Com o intuito de submeter o réu ao julgamento pela
comunidade que o “conhece”, o órgão composto por sete juízes leigos,
privilegia, dentre outras coisas, a oralidade, a transparência e,
especialmente, a falta de interesse carreirista, mais ligado a magistrados
legitimamente vinculados ao aparelho estatal. Aqui, a tarefa do Estado-Juiz é a de
garantidor, atuando apenas para garantir o cumprimento das regras
constitucionais impostas a ambas as partes.
Após o advento da lei 11.689/2008, essa necessidade
da falta de interesse carreirista ganhou contornos ainda mais fortes com a
regra da rotatividade para jurados. Aquele que participa de um julgamento como
jurado fica por cerca de dois anos impedido de participar de outro na mesma
condição (art. 426, §4º do CPP). O desrespeito a isso, aliás, deve gerar
nulidade absoluta.
O projeto de reforma do Código de Processo Penal
engendrado em 2008, vigente por foça da lei que citamos acima, é de autoria da
professora Ada Pellegrini Grinover, que propôs uma alteração de modelo e não de
procedimentos apenas. Quer-se, portanto, um modelo iluminista e cada vez mais
democrático, mas a ideia vem padecendo com as interpretações apegadas ao
sistema anterior, de influência fascista.
Dessa forma, com o modelo de viés garantista, no
Tribunal do Júri o sigilo não é apenas do voto, mas de todo o processo de
votação. Contudo, os jurados não podem depois do julgamento, sair falando dos
fundamentos de seus votos, o que, em acontecendo, pode gerar nulidade e
precedente perigoso se não for coibido, pois abala a credibilidade da
instituição do júri, possibilitando a interferência externa.
Decidido o mérito, a acusação não pode recorrer com
base em decisão manifestamente contrária às provas dos autos, já que, para
absolver, os jurados não precisam, e nem podem, fundamentar. Essa exigência se
dá apenas para julgamentos técnicos, que obrigam fundamentação de cunho
técnico-jurídico. O jurado pode absolver mesmo que a defesa não sustente a
absolvição.
Assim, a constitucional soberania da decisão do júri, jamais alterada por instâncias superiores, sem a necessidade de fundamentação do conselho de sentença, obsta recurso acusatório que questione o mérito. O Tribunal do Júri é composto por leigos justamente para julgar com base no grau de reprovabilidade social do fato e não no status técnico-jurídico do arcabouço probatório, pois este muitas vezes engessa o julgador.

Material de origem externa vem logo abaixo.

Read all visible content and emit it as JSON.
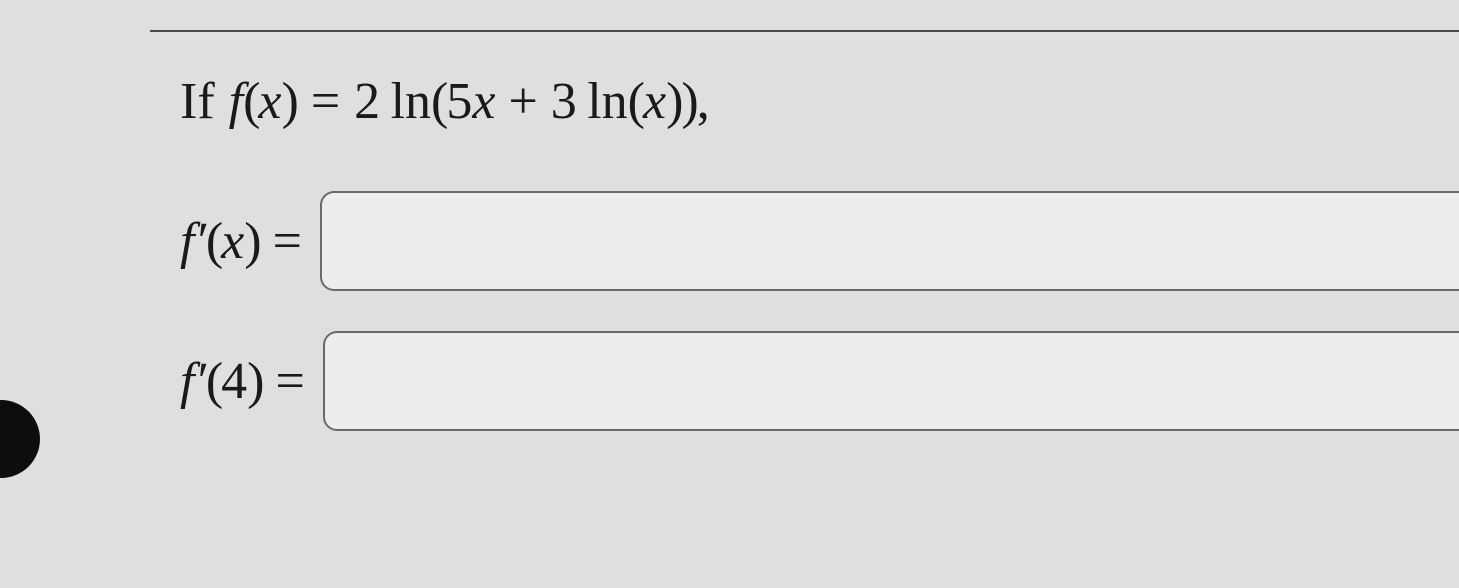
{
  "question": {
    "prefix": "If",
    "func_sym": "f",
    "func_arg": "x",
    "eq": "=",
    "rhs_coeff": "2",
    "rhs_op1": "ln",
    "inner_coeff": "5",
    "inner_var": "x",
    "plus": "+",
    "inner_coeff2": "3",
    "rhs_op2": "ln",
    "inner_var2": "x",
    "trailing": ","
  },
  "row1": {
    "func_sym": "f",
    "prime": "′",
    "arg": "x",
    "eq": "=",
    "value": ""
  },
  "row2": {
    "func_sym": "f",
    "prime": "′",
    "arg": "4",
    "eq": "=",
    "value": ""
  }
}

Cabe-nos esclarecer, por oportuno, que a Corte
Suprema brasileira tem admitido recursos da acusação com esse fundamento,
sustentado compatibilidade da previsão do art. 593, inciso III, alínea “d”, do
Código de Processo Penal com a Constituição da República no art. 5º, inciso
XXXVIII.
Mas com o advento e a vigência dos novos paradigmas garantistas, assim defendido por Adel El Tasse e outros renomados autores, ao Ministério Público, resta recorrer exclusivamente para: arguir nulidade; quando for a sentença do juiz-presidente contrária à lei expressa ou à decisão dos jurados; ou quando houver erro ou injustiça no tocante à aplicação da pena ou da medida de segurança (art. 593, inciso III, do CPP).
Por fim, familiarizar a sociedade da importância e
das nuances do Tribunal do Júri, além de provocar o legislador para discutir
sua eventual ampliação, como o mais representativo instrumento democrático de
resolução de conflitos que temos, é a nossa principal intenção nessa apertada
síntese.
A cada julgamento exposto com pompa pela mídia
percebe-se o interesse, a curiosidade, a euforia com os procedimentos, reações
antes somente provocadas em eventos esportivos. O Tribunal do Júri
popularizou-se e, como todo conflito que envolva o Direito Penal atualmente,
virou produto, muitas vezes mais atrativo e acessado pelas redes virtuais do
que a maior festa popular brasileira: o carnaval.